Saw this whilst exploring some coast I’m not as familiar with as I’d like. Great example of a rip current and a strong backwash.

The biggest danger here are actually wave surges up the beach and the backwash. Dog walkers or walkers not paying attention, getting knocked over fully dressed and rolling down the beach! If you look at the conditions, it’s unlikely anyone would pop in for a swim…and if you did, the 4-6 foot shorebreak, breaking in 6 inches of water would be your main concern. The rip currents only go out just past the breaking waves…so are actually fairly tame…in isolation.

Rip currents are bodies of water that find themselves above sea level. In this example, a wave having flown up the beach. Once above sea level, the laws of gravity will dictate that this body of water returns to sea level. The body of water in question will naturally find the path of least resistance. On the video (although you can’t see it), there is a stream on the far right, flowing into the sea. This stream gauges a channel out of the beach and creates a natural flow of water into the sea… so you find a rip current here. The slopes either side of the stream encourage the water to flow down hill and the sea water joins the stream and flows out nice and easy. In the middle of the frame you see another rip current. The beach slopes into a slight valley (in the middle of the beach) and the water again, flows down the side of this ‘valley’ and out. The more water that does this, the more this valley has sand carried out with the current and the deeper this ‘valley’ becomes.

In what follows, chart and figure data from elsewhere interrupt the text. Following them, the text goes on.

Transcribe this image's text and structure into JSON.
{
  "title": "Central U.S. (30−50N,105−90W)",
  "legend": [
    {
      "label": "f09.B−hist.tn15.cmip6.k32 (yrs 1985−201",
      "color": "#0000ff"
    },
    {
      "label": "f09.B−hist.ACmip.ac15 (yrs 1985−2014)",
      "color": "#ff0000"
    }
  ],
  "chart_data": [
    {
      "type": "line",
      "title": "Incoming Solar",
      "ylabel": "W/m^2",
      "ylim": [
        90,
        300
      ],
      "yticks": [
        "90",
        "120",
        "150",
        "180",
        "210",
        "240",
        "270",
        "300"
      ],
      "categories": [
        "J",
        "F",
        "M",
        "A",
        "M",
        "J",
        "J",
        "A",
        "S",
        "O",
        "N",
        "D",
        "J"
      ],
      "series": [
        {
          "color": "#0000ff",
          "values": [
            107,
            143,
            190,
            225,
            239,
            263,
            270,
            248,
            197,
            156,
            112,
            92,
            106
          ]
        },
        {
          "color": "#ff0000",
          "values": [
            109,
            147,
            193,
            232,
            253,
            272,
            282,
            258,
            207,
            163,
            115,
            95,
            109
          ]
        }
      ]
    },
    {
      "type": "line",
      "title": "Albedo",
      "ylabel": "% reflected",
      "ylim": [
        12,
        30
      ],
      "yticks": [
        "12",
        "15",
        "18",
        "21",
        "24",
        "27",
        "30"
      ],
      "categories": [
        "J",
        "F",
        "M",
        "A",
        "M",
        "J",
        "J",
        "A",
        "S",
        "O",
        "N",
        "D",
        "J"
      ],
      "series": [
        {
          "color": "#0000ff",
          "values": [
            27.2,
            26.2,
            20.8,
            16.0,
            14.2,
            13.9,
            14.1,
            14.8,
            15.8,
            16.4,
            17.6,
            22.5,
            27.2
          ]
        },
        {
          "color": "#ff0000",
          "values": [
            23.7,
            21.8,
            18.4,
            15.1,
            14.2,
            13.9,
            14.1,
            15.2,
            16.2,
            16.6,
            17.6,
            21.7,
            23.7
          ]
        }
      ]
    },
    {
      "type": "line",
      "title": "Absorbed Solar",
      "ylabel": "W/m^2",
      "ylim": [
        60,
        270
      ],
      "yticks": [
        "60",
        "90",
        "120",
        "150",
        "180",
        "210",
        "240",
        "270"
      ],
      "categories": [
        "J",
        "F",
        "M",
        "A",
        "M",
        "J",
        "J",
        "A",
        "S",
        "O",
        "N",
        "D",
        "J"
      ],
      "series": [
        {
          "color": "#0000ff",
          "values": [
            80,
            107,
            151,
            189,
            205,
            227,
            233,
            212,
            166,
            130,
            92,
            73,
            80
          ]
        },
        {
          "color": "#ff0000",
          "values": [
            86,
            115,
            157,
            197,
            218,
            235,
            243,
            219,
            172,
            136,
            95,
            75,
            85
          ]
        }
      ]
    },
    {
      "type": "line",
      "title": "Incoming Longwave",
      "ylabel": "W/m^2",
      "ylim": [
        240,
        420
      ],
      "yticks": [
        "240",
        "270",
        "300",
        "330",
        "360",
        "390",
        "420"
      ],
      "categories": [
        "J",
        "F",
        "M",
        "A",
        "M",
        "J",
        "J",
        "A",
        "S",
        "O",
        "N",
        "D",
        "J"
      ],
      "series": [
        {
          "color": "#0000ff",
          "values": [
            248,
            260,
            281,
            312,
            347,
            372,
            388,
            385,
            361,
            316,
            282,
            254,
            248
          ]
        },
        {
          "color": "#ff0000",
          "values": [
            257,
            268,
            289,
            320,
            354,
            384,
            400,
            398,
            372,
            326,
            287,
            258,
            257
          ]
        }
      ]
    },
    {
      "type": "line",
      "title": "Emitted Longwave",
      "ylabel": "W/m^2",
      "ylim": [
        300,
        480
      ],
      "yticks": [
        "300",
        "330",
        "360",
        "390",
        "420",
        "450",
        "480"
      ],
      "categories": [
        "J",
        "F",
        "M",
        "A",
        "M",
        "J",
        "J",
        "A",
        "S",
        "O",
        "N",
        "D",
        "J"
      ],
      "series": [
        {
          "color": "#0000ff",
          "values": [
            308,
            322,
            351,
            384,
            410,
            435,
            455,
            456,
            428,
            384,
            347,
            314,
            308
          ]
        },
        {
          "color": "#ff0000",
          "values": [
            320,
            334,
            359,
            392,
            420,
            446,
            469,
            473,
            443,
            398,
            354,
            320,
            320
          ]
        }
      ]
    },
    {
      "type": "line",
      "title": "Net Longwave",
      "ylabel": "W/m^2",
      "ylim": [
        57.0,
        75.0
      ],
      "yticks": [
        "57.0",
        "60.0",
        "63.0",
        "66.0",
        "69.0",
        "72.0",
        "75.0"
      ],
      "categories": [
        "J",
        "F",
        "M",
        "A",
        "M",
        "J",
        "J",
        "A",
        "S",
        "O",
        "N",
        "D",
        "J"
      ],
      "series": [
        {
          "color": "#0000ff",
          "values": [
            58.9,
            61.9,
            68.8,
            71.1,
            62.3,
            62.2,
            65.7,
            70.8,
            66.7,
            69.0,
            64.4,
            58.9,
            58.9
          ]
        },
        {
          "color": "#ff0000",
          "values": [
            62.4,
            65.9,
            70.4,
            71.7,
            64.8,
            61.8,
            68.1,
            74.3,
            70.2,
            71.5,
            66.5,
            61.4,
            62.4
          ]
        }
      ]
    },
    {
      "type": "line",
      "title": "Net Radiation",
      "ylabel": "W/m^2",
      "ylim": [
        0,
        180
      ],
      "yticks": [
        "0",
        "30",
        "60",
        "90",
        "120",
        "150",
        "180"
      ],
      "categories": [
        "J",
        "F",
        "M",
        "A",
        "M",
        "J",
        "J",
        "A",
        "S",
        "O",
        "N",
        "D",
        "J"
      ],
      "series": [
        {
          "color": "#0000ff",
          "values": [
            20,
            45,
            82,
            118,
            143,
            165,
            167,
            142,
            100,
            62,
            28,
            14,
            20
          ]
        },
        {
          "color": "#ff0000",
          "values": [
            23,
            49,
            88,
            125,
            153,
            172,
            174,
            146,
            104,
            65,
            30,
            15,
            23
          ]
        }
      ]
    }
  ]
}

*There are actually 3 rip currents just in frame, one on the near side…but I didn’t want to make this article too confusing. You wouldn’t normally get 3 rip currents so close together but there is such a mass of water flowing up the beach with the swell and the beach is so steep, that the water returns back out to sea at high speed…if the waves were breaking further out, some of this energy would disperse naturally on the way in.